Lo que no se ve no se cura. Urge ver

Si no soy para mí, ¿quién lo será?

Si solo soy para mí, ¿qué soy?

Y si no es ahora, ¿cuándo?

Hillel, el viejo. Ética de los padres. 1:14.

Acomodarse en la inercia de la cotidianeidad es natural, aunque afrontemos realidades intolerables, espacios indignos y la falta de respeto por nosotros mismos que tanto atormenta cuando somos infieles a nuestros valores y a la comprensión que tenemos del mundo. Porque aceptar lo inaceptable es difícil y más ante el compromiso que surge al interior cuando miramos de frente la verdad.

De lo personal y las relaciones de pareja, hasta la violencia que optamos no ver y que mancha a nuestro país y al mundo, la tendencia por normalizar el mal va en aumento. Una decisión nefasta, que nos vuelve inmunes a la desgracia ajena e incluso a la propia, con la sola acción de hacernos de la vista gorda, voltear hacia otro lado o seguir con el scrolling, para que el abismo digital nos conecte con todo, menos con lo que tendríamos ver.

Lo curioso es que la realidad siempre nos encuentra y el golpe que recibimos cuando negamos un problema es proporcional a su gravedad. Quizá esto explique el porqué de las situaciones que se desbordan y nos rebasan, como el “repentino” desencadenamiento de las guerras y el terrorismo y por el otro lado, la emergencia los movimientos sociales, representantes del hartazgo de los que despiertan y viven determinados a manifestarse en contra de la injusticia, cueste lo que cueste.

El México hoy es el resultado de lo que no quisimos ver: un país que lejos de avanzar y ofrecer dignidad y un estado de derecho a sus ciudadanos, retrocede y abriga la muerte, normalizándola. Los hechos hablan, pero también el enojo ciudadano que se debilita con el peso de las urgencias día a día y la poca voluntad del Estado para que las cosas cambien: hace diez años el feminicidio, que implica la muerte violenta de una mujer por el sólo hecho de serlo, le quitaba la vida a entre seis y siete mujeres cada día. Hoy se lleva a más de veinte.
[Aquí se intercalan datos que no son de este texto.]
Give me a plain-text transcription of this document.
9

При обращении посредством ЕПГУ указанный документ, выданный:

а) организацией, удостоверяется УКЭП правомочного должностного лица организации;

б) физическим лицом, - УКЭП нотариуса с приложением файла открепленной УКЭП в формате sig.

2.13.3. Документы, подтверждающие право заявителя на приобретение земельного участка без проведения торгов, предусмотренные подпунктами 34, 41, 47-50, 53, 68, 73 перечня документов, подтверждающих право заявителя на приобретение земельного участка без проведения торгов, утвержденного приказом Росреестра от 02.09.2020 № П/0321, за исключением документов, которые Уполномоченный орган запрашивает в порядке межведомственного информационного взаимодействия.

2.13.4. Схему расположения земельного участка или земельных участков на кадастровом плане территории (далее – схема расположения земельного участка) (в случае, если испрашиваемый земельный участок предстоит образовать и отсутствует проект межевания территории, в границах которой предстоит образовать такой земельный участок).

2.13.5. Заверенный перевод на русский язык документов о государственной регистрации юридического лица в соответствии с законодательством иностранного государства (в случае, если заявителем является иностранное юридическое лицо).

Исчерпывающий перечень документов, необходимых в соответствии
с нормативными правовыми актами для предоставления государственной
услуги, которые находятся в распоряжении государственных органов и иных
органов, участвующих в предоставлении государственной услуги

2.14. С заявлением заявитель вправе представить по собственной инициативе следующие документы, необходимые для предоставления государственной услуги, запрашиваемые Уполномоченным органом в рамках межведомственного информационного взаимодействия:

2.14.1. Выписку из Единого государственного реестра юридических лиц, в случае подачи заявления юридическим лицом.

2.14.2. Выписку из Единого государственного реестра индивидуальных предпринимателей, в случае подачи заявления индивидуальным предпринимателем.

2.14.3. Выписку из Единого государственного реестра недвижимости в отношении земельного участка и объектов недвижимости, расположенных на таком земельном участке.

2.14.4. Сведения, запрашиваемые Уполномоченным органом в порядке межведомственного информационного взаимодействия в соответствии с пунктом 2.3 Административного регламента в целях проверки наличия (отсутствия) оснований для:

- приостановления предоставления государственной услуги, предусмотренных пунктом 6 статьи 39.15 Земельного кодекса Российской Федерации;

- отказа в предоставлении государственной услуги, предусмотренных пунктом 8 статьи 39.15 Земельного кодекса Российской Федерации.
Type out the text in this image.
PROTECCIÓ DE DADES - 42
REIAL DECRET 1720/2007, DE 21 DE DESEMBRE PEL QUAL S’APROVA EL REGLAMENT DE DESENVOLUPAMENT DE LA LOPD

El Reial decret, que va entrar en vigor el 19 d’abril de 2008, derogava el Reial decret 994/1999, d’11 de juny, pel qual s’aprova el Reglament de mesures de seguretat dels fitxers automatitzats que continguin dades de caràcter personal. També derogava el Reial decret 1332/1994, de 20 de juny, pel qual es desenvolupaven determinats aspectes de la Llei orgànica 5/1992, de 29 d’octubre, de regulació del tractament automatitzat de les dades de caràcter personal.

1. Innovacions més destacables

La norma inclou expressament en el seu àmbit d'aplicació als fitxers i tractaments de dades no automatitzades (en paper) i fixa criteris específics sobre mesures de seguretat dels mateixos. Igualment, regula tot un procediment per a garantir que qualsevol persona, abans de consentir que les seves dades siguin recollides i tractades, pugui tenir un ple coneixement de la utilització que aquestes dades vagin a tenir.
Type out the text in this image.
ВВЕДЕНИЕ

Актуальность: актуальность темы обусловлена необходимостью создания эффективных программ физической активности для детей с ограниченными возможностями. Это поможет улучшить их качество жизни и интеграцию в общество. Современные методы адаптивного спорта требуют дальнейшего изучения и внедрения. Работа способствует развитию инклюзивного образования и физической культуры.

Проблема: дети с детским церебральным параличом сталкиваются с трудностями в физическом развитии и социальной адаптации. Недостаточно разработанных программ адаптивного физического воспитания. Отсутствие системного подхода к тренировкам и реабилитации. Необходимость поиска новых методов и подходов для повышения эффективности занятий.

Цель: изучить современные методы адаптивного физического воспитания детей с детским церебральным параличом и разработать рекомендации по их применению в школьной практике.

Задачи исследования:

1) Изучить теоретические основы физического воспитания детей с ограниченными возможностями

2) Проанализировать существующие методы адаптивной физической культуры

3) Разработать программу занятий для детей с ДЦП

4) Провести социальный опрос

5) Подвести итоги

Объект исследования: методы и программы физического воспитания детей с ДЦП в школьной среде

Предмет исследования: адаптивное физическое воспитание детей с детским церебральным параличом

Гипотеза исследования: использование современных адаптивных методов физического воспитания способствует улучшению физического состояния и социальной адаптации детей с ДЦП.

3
Lo mismo que las disputas de los cárteles que matan a miles, sin olvidar, por supuesto, el negocio de la trata, donde el crimen organizado ha llegado a usar las redes para reclutar a jóvenes con promesas amorosas y ofertas de trabajo para después forzarlos y forzarlas a delinquir, matar o prostituirse sin saber que, de negarse, acabarán despedazados en una de las tantísimas fosas clandestinas que hacen de nuestro suelo un cementerio anónimo, sin lápidas y lleno de impunidad.

En estos tiempos donde el autocuidado y autorrealización están tan de moda, bien vale salir de nuestra zona de confort y mirar las fotos del entierro del productor y líder limonero michoacano Bernardo Bravo, una historia repetida y una escena que, a pesar de su triste familiaridad, no puede dejar de oprimirnos el corazón, pues nadie debería estar preparado ni aceptar la muerte a balazos de un padre de familia de 40 años y mucho menos la despedida de su hijo, huérfano a los 8 años, besando sus restos en el último adiós.

Salir del letargo y exigir un alto a asaltos como el del que fue víctima el alcalde electo de Veracruz cuando llevaba ayuda a los afectados del municipio del Álamo, la extorsión que sucede en plena luz del día en una buena parte de municipios del Estado de México y denunciar la violencia policial que mato a un aficionado del Cruz Azul después de un partido en el estadio de la UNAM, es algo que ya no podemos retrasar.

Debemos hacerlo porque no todo está perdido. Los casos de la ciudad de Bogotá, que entre 1995 y 2013 bajo en su tasa de homicidios en un 70%, Medellín que la redujo en un 85% entre 2002 y 2014 o Singapur que venció la violencia y la corrupción y hoy es uno de los países más seguros del mundo, nos enseñan que el cambio es posible.

Educar en la cultura de la honestidad siempre ayuda, pero lo que más necesitamos hoy son voces hartas y ejemplos de voluntad y valentía.

No bajemos la guardia. Bien vale el intento.